Pendant ce premier entracte, je donnai le bras à Frau Freud et nous nous dirigeâmes tranquillement vers la galerie, à la recherche de champagne. En arrivant à l'endroit où les loges du premier étage surplombaient la salle, Holmes leva les yeux et dit, d'une voix calme, sans se soucier de la cohue :
- Si le baron von Leinsdorf était fervent de théâtre, peut-être avait il une loge à l'Opéra. Il indiqua les loges d’un battement de paupière mais il ne baissa pas la tête.
- Certainement, convint Freud en réprimant un bâillement, mais je n’ai trouvé aucun renseignement catégorique à ce sujet.
- Il nous faudra nous efforcer de le savoir, dit Holmes en regardant vers le foyer.

Les familles aristocratiques ou fortunées qui avaient les moyens de posséder une loge n’avaient pas besoin de se mêler à la foule pour aller chercher des rafraîchissements ; des ouvreurs en livrée tenaient à leur disposition des boissons qu’ils leur apportaient dans leurs loges. Quant aux autres, il leur fallait un mélange candeur et d'audace (comme à la buvette du Critérion) pour se frayer un chemin au travers d'un premier cercle de dames puis d'un autre cercle de messieurs qui frappaient tous sur le comptoir pour se faire servir.

Laissant Freud et son épouse bavarder ensemble, Holmes et moi nous offrîmes pour affronter cette épreuve dont nous sortîmes vainqueurs, bien que j’eusse renversé presque tout le contenu de mon verre en m'étant écarté trop tard pour éviter un adolescent pressé qui arrivait en sens inverse.

Nous trouvâmes Freud en conversation avec un homme de haute taille aux allures de dandy qui paraissaitplus jeune au premier coup d'oeil qu'au second.

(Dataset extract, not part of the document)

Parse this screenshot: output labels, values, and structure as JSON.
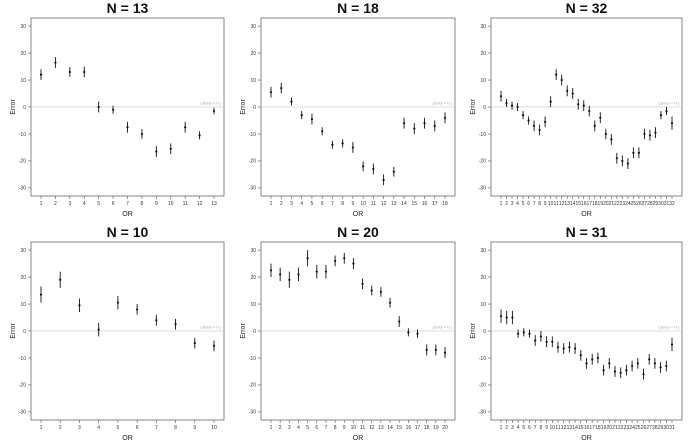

Vêtu avec une recherche excessive, il lorgnait le monde à l'aide d'un pince-nez aux verres les plus épais que j'ai jamais vus. Il avait un beau visage aux traits réguliers, à l'expression sérieuse, bien qu'il eût un léger sourire lorsque Freud nous présenta.
- Permettez-moi de vous présenter Hugo von Hoffmannsthal. Je crois que vous connaissez ma femme et ces messieurs sont mes hôtes : Herr Holmes et le Dr Watson.
Hofmannsthal eut l'air surpris :
- Vous voulez dire Herr Sherlock Holmes et le Dr John Watson? Mais quel honneur !
- Et pour nous donc, répondit Holmes aimablement en inclinant la tête, si c'est bien à l'auteur de Gestern que nous nous adressons. »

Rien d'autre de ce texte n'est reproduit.